For the critical outcome of survival with unfavorable neurologic outcome at 3 months, we identified very low certainty evidence (downgraded for risk of bias due to loss to follow up and imprecision) from 1 RCT (Perkins 2018 711), enrolling 7965 patients with out-of-hospital cardiac arrest with any initial rhythm, which showed no harm from the use of epinephrine, compared with the use of placebo (RR=1.45, 95% CI 0.67-3.12; ARD=0.1%, 95% CI -0.1% to 0.6%; 1 more patient/1000 had unfavorable neurologic outcome at 3 months with the intervention, 95% CI, 1 fewer to 6 more patients/1000 had unfavorable neurologic outcome at 3 months with the intervention).

For the critical outcome of favorable neurologic outcome at hospital discharge, we identified moderate certainty evidence (downgraded for imprecision) from 2 RCTs (Jacobs 2011 1138, Perkins 2018 711), enrolling 8535 patients with out-of-hospital cardiac arrest with any initial rhythm, which showed no benefit from the use of epinephrine, compared with the use of placebo (RR=1.21, 95% CI 0.90 to 1.62; ARD=0.4%, 0.2% to 1.2%; 4 more patients/1000 had favorable neurologic outcome at hospital discharge with the intervention, 95% CI 2 fewer to 12 more patients/1000 had favorable neurologic outcome at hospital discharge with the intervention).

For the critical outcome of survival at 3 months, we identified moderate certainty evidence (downgraded for imprecision) from 1 RCT (Perkins 2018 711), enrolling 8000 patients with out-of-hospital cardiac arrest with any initial rhythm, which showed benefit from the use of epinephrine, compared with the use of placebo (RR=1.40, 95% CI 1.07 to 1.84; ARD 0.9%, 95% CI 0.2% to 1.8%; 9 more patients/1,000 survived at 3 months with the intervention, 95% CI 2 more to 18 more patients/1000 survived at 3 months with the intervention).
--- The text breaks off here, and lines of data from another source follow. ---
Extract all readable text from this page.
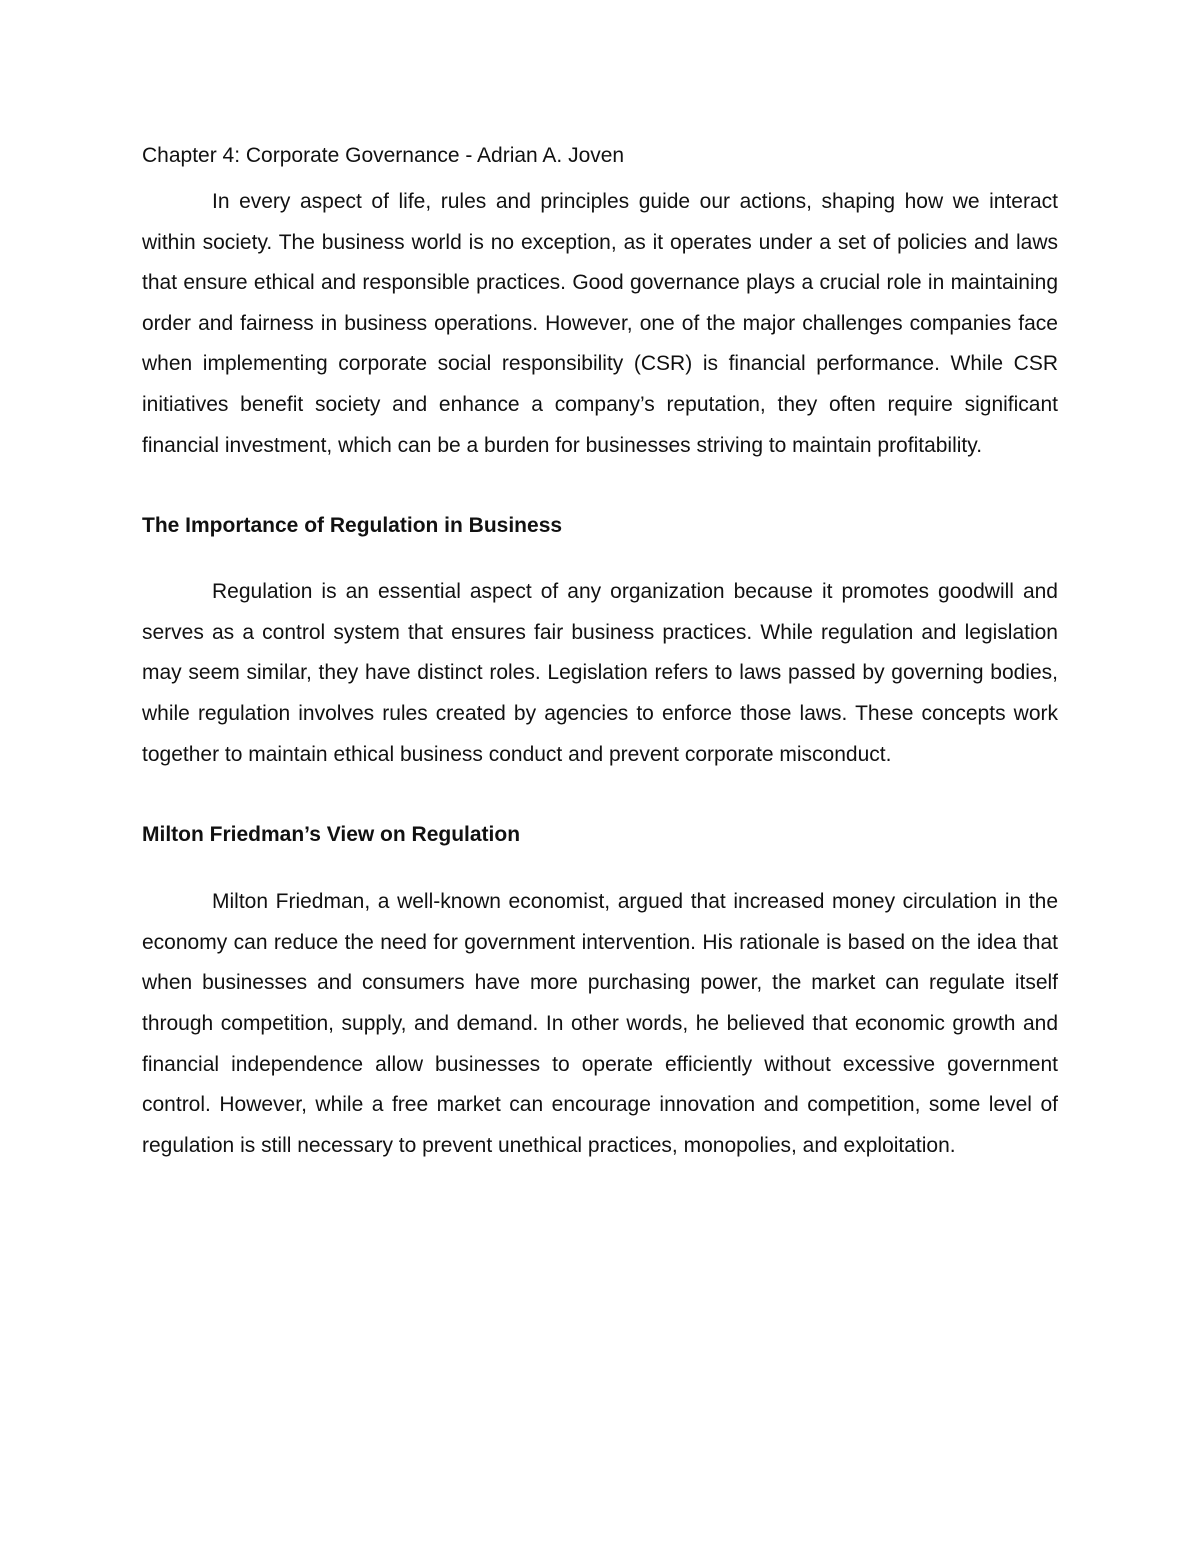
Chapter 4: Corporate Governance - Adrian A. Joven

In every aspect of life, rules and principles guide our actions, shaping how we interact within society. The business world is no exception, as it operates under a set of policies and laws that ensure ethical and responsible practices. Good governance plays a crucial role in maintaining order and fairness in business operations. However, one of the major challenges companies face when implementing corporate social responsibility (CSR) is financial performance. While CSR initiatives benefit society and enhance a company’s reputation, they often require significant financial investment, which can be a burden for businesses striving to maintain profitability.

The Importance of Regulation in Business

Regulation is an essential aspect of any organization because it promotes goodwill and serves as a control system that ensures fair business practices. While regulation and legislation may seem similar, they have distinct roles. Legislation refers to laws passed by governing bodies, while regulation involves rules created by agencies to enforce those laws. These concepts work together to maintain ethical business conduct and prevent corporate misconduct.

Milton Friedman’s View on Regulation

Milton Friedman, a well-known economist, argued that increased money circulation in the economy can reduce the need for government intervention. His rationale is based on the idea that when businesses and consumers have more purchasing power, the market can regulate itself through competition, supply, and demand. In other words, he believed that economic growth and financial independence allow businesses to operate efficiently without excessive government control. However, while a free market can encourage innovation and competition, some level of regulation is still necessary to prevent unethical practices, monopolies, and exploitation.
For the critical outcome of survival to hospital discharge, we identified moderate certainty evidence (downgraded for imprecision) from 2 RCTs (Jacobs 2011 1138, Perkins 2018 711), enrolling 8538 patients with out-of-hospital cardiac arrest with any initial rhythm, which showed benefit from the use of epinephrine, compared with the use of placebo (RR=1.44, 95% CI 1.11 to 1.86; ARD=1%, 95% CI 0.2% to 1.9%; 10 more patients/1000 survived to hospital discharge with the intervention, 95% CI 2 more to 19 more patients/1000 survived to hospital discharge with the intervention).
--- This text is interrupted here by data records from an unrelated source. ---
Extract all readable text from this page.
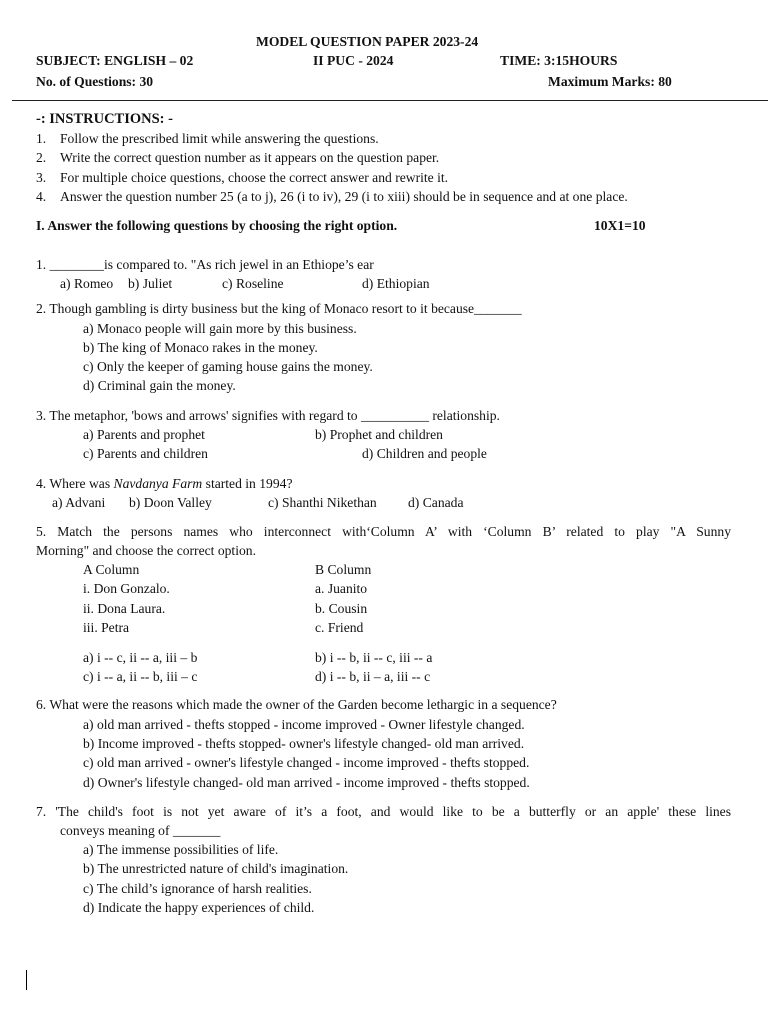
MODEL QUESTION PAPER 2023-24
SUBJECT: ENGLISH – 02	II PUC - 2024	TIME: 3:15HOURS
No. of Questions: 30	Maximum Marks: 80
-: INSTRUCTIONS: -
1. Follow the prescribed limit while answering the questions.
2. Write the correct question number as it appears on the question paper.
3. For multiple choice questions, choose the correct answer and rewrite it.
4. Answer the question number 25 (a to j), 26 (i to iv), 29 (i to xiii) should be in sequence and at one place.
I. Answer the following questions by choosing the right option.	10X1=10
1. ________is compared to. "As rich jewel in an Ethiope’s ear
a) Romeo b) Juliet	c) Roseline	d) Ethiopian
2. Though gambling is dirty business but the king of Monaco resort to it because_______
a) Monaco people will gain more by this business.
b) The king of Monaco rakes in the money.
c) Only the keeper of gaming house gains the money.
d) Criminal gain the money.
3. The metaphor, 'bows and arrows' signifies with regard to __________ relationship.
a) Parents and prophet	b) Prophet and children
c) Parents and children	d) Children and people
4. Where was Navdanya Farm started in 1994?
a) Advani b) Doon Valley	c) Shanthi Nikethan d) Canada
5. Match the persons names who interconnect with‘Column A’ with ‘Column B’ related to play "A Sunny
Morning" and choose the correct option.
A Column	B Column
i. Don Gonzalo.	a. Juanito
ii. Dona Laura.	b. Cousin
iii. Petra	c. Friend
a) i -- c, ii -- a, iii – b	b) i -- b, ii -- c, iii -- a
c) i -- a, ii -- b, iii – c	d) i -- b, ii – a, iii -- c
6. What were the reasons which made the owner of the Garden become lethargic in a sequence?
a) old man arrived - thefts stopped - income improved - Owner lifestyle changed.
b) Income improved - thefts stopped- owner's lifestyle changed- old man arrived.
c) old man arrived - owner's lifestyle changed - income improved - thefts stopped.
d) Owner's lifestyle changed- old man arrived - income improved - thefts stopped.
7. 'The child's foot is not yet aware of it’s a foot, and would like to be a butterfly or an apple' these lines
conveys meaning of _______
a) The immense possibilities of life.
b) The unrestricted nature of child's imagination.
c) The child’s ignorance of harsh realities.
d) Indicate the happy experiences of child.
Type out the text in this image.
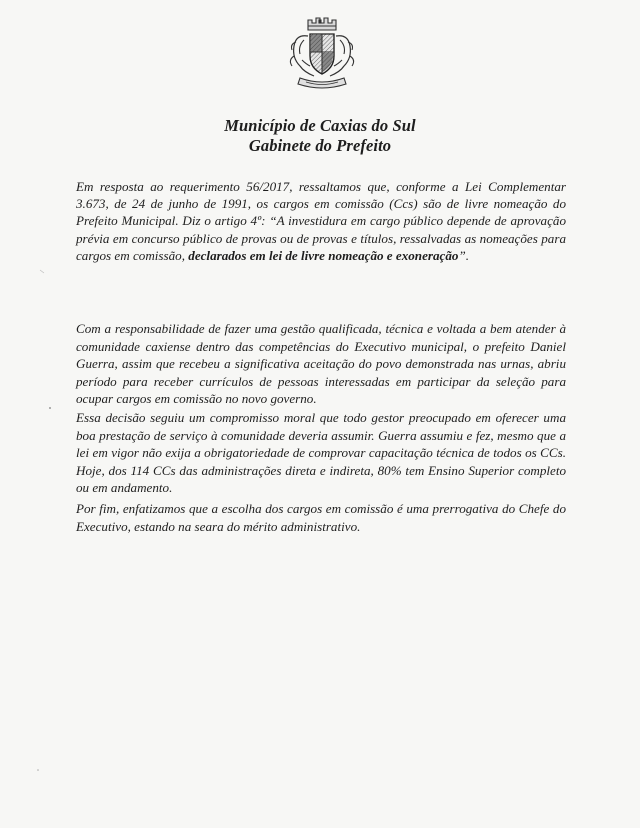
Município de Caxias do Sul
Gabinete do Prefeito
Em resposta ao requerimento 56/2017, ressaltamos que, conforme a Lei Complementar 3.673, de 24 de junho de 1991, os cargos em comissão (Ccs) são de livre nomeação do Prefeito Municipal. Diz o artigo 4º: “A investidura em cargo público depende de aprovação prévia em concurso público de provas ou de provas e títulos, ressalvadas as nomeações para cargos em comissão, declarados em lei de livre nomeação e exoneração”.
Com a responsabilidade de fazer uma gestão qualificada, técnica e voltada a bem atender à comunidade caxiense dentro das competências do Executivo municipal, o prefeito Daniel Guerra, assim que recebeu a significativa aceitação do povo demonstrada nas urnas, abriu período para receber currículos de pessoas interessadas em participar da seleção para ocupar cargos em comissão no novo governo.
Essa decisão seguiu um compromisso moral que todo gestor preocupado em oferecer uma boa prestação de serviço à comunidade deveria assumir. Guerra assumiu e fez, mesmo que a lei em vigor não exija a obrigatoriedade de comprovar capacitação técnica de todos os CCs. Hoje, dos 114 CCs das administrações direta e indireta, 80% tem Ensino Superior completo ou em andamento.
Por fim, enfatizamos que a escolha dos cargos em comissão é uma prerrogativa do Chefe do Executivo, estando na seara do mérito administrativo.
For the important outcome of survival to hospital admission, we identified high certainty evidence from 2 RCTs (Jacobs 2011 1138, Perkins 2018 711), enrolling 8489 patients with out-of-hospital cardiac arrest with any initial rhythm, which showed benefit from the use of epinephrine, compared with the use of placebo (RR=2.88, 95% CI 2.57 to 3.22; ARD=15.6%, 95% CI 13.1% to 18.5%; 156 more patients/1000 survived to hospital admission with the intervention, 95% CI 131 more to 185 more patients/1000 survived to hospital admission with the intervention).
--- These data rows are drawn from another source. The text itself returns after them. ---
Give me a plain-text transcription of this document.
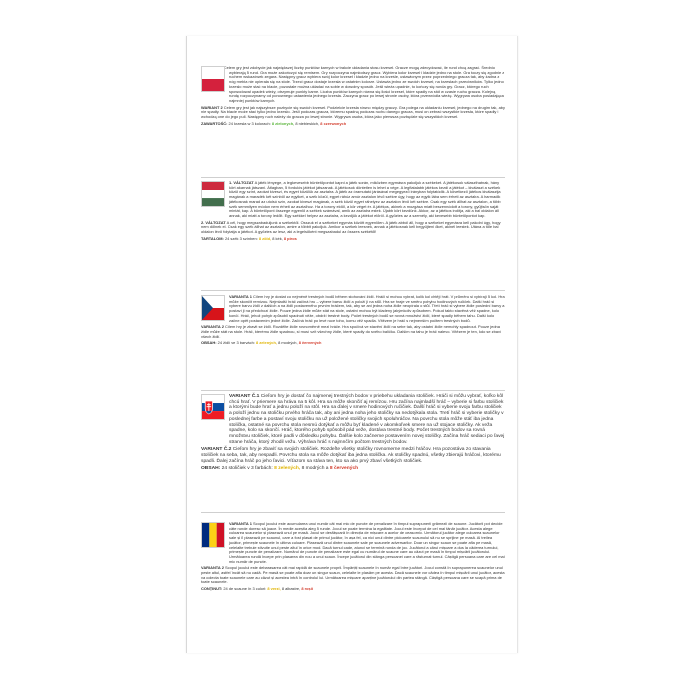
Celem gry jest zdobycie jak największej liczby punktów karnych w trakcie układania stosu krzeseł. Gracze mogą zdecydować, ile rund chcą zagrać. Średnio wybierają 5 rund. Gra może zakończyć się remisem. Gry rozpoczyna najmłodszy gracz. Wybiera kolor krzeseł i kładzie jedno na stole. Gra toczy się zgodnie z ruchem wskazówek zegara. Następny gracz wybiera swój kolor krzeseł i kładzie jedno na krześle, ustawionym przez poprzedniego gracza tak, aby żadna z nóg mebla nie opierała się na stole. Trzeci gracz dostaje krzesła w ostatnim kolorze. Ustawia jedno ze swoich krzeseł, na krzesłach przeciwników. Tylko jedno krzesło może stać na blacie, pozostałe można układać na sobie w dowolny sposób. Jeśli wieża upadnie, to kończy się runda gry. Gracz, którego ruch spowodował upadek wieży, otrzymuje punkty karne. Liczba punktów karnych równa się ilości krzeseł, które spadły na stół w czasie ruchu gracza. Kolejną rundę rozpoczynamy od ponownego ustawienia jednego krzesła. Zaczyna gracz po lewej stronie osoby, która przewróciła wieżę. Wygrywa osoba posiadająca najmniej punktów karnych.
WARIANT 2 Celem gry jest jak najszybsze pozbycie się swoich krzeseł. Podzielcie krzesła równo między graczy. Gra polega na układaniu krzeseł, jednego na drugim tak, aby nie spadły. Na blacie może stać tylko jedno krzesło. Jeśli podczas gracza, któremu spadną podczas ruchu danego gracza, musi on zebrać wszystkie krzesła, które spadły i wchodzą one do jego puli. Następny ruch należy do gracza po lewej stronie. Wygrywa osoba, która jako pierwsza pozbędzie się wszystkich krzeseł.
ZAWARTOŚĆ: 24 krzesła w 3 kolorach: 8 zielonych, 8 niebieskich, 8 czerwonych
1. VÁLTOZAT A játék lényege, a legkevesebb büntetőpontot kapni a játék során, miközben egymásra pakoljuk a székeket. A játékosok választhatnak, hány kört akarnak játszani. Átlagban, 5 fordulós játékot játszanak. A játékosok döntetlen is lehet a vége. A legfiatalabb játékos kezdi a játékot – kiválaszt a székek közül egy színt, azokat kiveszi, és egyet közülük az asztalra. A játék az óramutató járásával megegyező irányban folytatódik. A következő játékos kiválasztja magának a maradék két színből az egyiket, a szék közül, egyet ráhúz amúr asztalon lévő székre úgy, hogy az egyik lába sem érheti az asztalra. A harmadik játékosnak marad az utolsó szín, azokat kiveszi magának, a szék közül egyet ráhelyez az asztalon lévő két székre. Csak egy szék állhat az asztalon, a több szék semmilyen módon nem érheti az asztalhoz. Ha a torony eldől, a kör véget ér. A játékos, akinek a mozgása miatt beszennódott a torony, gyűjtsön saját mintát, kap. A büntetőpont összege egyenlő a székek számával, amik az asztalra estek. Újabb kört kezdünk. Akkor, az a játékos indítja, aki a bal oldalon áll annak, aki miatt a torony ledőlt. Egy székkel helyez az asztalra, a kezdjük a játékot előröl. A győztes az a személy, aki kevesebb büntetőpontot kap.
2. VÁLTOZAT A cél, hogy megszabaduljunk a székektől. Osszuk el a székeket egymás között egyenlően. A játék abból áll, hogy a székeket egymásra kell pakolni úgy, hogy nem dőlnek el. Csak egy szék állhat az asztalon, amire a többit pakoljuk. Amikor a székek leesnek, annak a játékosnak kell begyűjteni őket, akinél leestek. Utána a tőle bal oldalon lévő folytatja a játékot. A győztes az lesz, aki a legelsőként megszabadul az összes székétől!
TARTALOM: 24 szék 3 színben: 8 zöld, 8 kék, 8 piros
VARIANTA 1 Cílem hry je dostat co nejméně trestných bodů během stohování židlí. Hráči si mohou vybrat, kolik kol chtějí hrát. V průměru si vybírají 5 kol. Hra může skončit remízou. Nejmladší hráč začíná hru – vybere barvu židlí a položí ji na stůl. Hra se hraje ve směru pohybu hodinových ručiček. Další hráč si vybere barvu židlí z dalších a na židli postaveného prvním hráčem, tak, aby se ani jedna noha židle neopírala o stůl. Třetí hráč si vybere židle poslední barvy a postaví ji na předchozí židle. Pouze jedna židle může stát na stole, ostatní mohou být kladeny jakýmkoliv způsobem. Pokud takto stavěná věž spadne, kolo končí. Hráč, jehož pohyb způsobil spadnutí věže, obdrží trestné body. Počet trestných bodů se rovná množství židlí, které spadly během tahu. Další kolo začne opět postavením jedné židle. Začíná hráč po levé ruce toho, komu věž spadla. Vítězem je hráč s nejmenším počtem trestných bodů.
VARIANTA 2 Cílem hry je zbavit se židlí. Rozdělte židle rovnoměrně mezi hráče. Hra spočívá ve stavění židlí na sebe tak, aby ostatní židle nemohly spadnout. Pouze jedna židle může stát na stole. Hráč, kterému židle spadnou, si musí vzít všechny židle, které spadly do svého balíčku. Dalším na tahu je hráč nalevo. Vítězem je ten, kdo se zbaví všech židlí.
OBSAH: 24 židlí ve 3 barvách: 8 zelených, 8 modrých, 8 červených
VARIANT Č.1 Cieľom hry je dostať čo najmenej trestných bodov v priebehu ukladania stoličiek. Hráči si môžu vybrať, koľko kôl chcú hrať. V priemere sa hráva na 5 kôl. Hra sa môže skončiť aj remízou. Hru začína najmladší hráč – vyberie si farbu stoličiek a ktorými bude hrať a jednu položí na stôl. Hra sa ďalej v smere hodinových ručičiek. Ďalší hráč si vyberie svoju farbu stoličiek a položí jednu na stoličku prvého hráča tak, aby ani jedna noha jeho stoličky sa nedotýkala stola. Tretí hráč si vyberie stoličky v poslednej farbe a postaví svoju stoličku na už položené stoličky svojich spoluhráčov. Na povrchu stola môže stáť iba jedna stolička, ostatné sa povrchu stola nesmú dotýkať a môžu byť kladené v akomkoľvek smere na už stojace stoličky. Ak veža spadne, kolo sa skončí. Hráč, ktorého pohyb spôsobil pád veže, dostáva trestné body. Počet trestných bodov sa rovná množstvu stoličiek, ktoré padli v dôsledku pohybu. Ďalšie kolo začneme postavením novej stoličky. Začína hráč sediaci po ľavej strane hráča, ktorý zhodil vežu. Výhráva hráč s najmnčím počtom trestných bodov.
VARIANT Č.2 Cieľom hry je zbaviť sa svojich stoličiek. Rozdeľte všetky stoličky rovnomerne medzi hráčov. Hra pozostáva zo stavania stoličiek na seba, tak, aby nespadli. Povrchu stola sa môže dotýkať iba jedna stolička. Ak stoličky spadnú, všetky zbierajú hráčovi, ktorému spadli. Ďalej začína hráč po jeho ľavici. Víťazom sa stáva ten, kto sa ako prvý zbaví všetkých stoličiek.
OBSAH: 24 stoličiek v 3 farbách: 8 zelených, 8 modrých a 8 červených
VARIANTA 1 Scopul jocului este acumularea unui număr cât mai mic de puncte de penalizare în timpul suprapunerii grămezii de scaune. Jucătorii pot decide câte runde doresc să joace. În medie aceștia aleg 5 runde. Jocul se poate termina la egalitate. Jocul este început de cel mai tânăr jucător. Acesta alege culoarea scaunelor și plasează unul pe masă. Jocul se desfășoară în direcția de mișcare a acelor de ceasornic. Următorul jucător alege culoarea scaunelor sale și îl plasează pe scaunul, care a fost plasat de primul jucător, în așa fel, ca nici unul dintre picioarele scaunului să nu se sprijine pe masă. Al treilea jucător, primește scaunele în ultima culoare. Plasează unul dintre scaunele sale pe scaunele adversarilor. Doar un singur scaun se poate afla pe masă, celelalte trebuie stivuite unul peste altul în orice mod. Dacă turnul cade, atunci se termină runda de joc. Jucătorul a cărui mișcare a dus la căderea turnului, primește puncte de penalizare. Numărul de puncte de penalizare este egal cu numărul de scaune care au căzut pe masă în timpul mișcării jucătorului. Următoarea rundă începe prin plasarea din nou a unui scaun. Începe jucătorul din stânga persoanei care a răsturnat turnul. Câștigă persoana care are cel mai mic număr de puncte.
VARIANTA 2 Scopul jocului este debarasarea cât mai rapidă de scaunele proprii. Împărțiți scaunele în număr egal între jucători. Jocul constă în suprapunerea scaunelor unul peste altul, astfel încât să nu cadă. Pe masă se poate afla doar un singur scaun, celelalte le plasăm pe acesta. Dacă scaunele vor cădea în timpul mișcării unui jucător, acesta va colecta toate scaunele care au căzut și acestea intră în controlul lui. Următoarea mișcare aparține jucătorului din partea stângă. Câștigă persoana care se scapă prima de toate scaunele.
CONȚINUT: 24 de scaune în 3 culori: 8 verzi, 8 albastre, 8 roșii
For the important outcome of return of spontaneous circulation (ROSC), we identified high certainty evidence from 2 RCTs (Jacobs 2011 1138, Perkins 2018 711), enrolling 8469 patients with out-of-hospital cardiac arrest with any initial rhythm, which showed benefit from the use of epinephrine, compared with use of placebo (RR=3.09, 95% CI 2.82 to 3.39; ARD 24.3, 95% CI 21.1% to 27.7&; 243 more patients/1000 had ROSC with the intervention, 95% CI, 211 more to 277 more patients/1000 had ROSC with the intervention).

Epinephrine compared to placebo – Shockable rhythms

For the critical outcome of favorable neurologic outcome at 3 months, we identified very low certainty evidence (downgraded for risk of bias due to loss to follow up and imprecision) from 1 RCT (Perkins 2018 711), enrolling 1482 patients with out-of-hospital cardiac arrest with an initial shockable rhythm, which showed no benefit when epinephrine was used, compared with the use of placebo (RR=1.16, 95% CI 0.83-1.62; ARD=1.3%, 95% CI -1.3% to 4.9%; 13 more patients/1000 had favorable neurologic outcome at 3 months with the intervention, 95% CI 13 fewer to 49 more patients/1000 had favorable neurologic outcome at 3 months with the intervention).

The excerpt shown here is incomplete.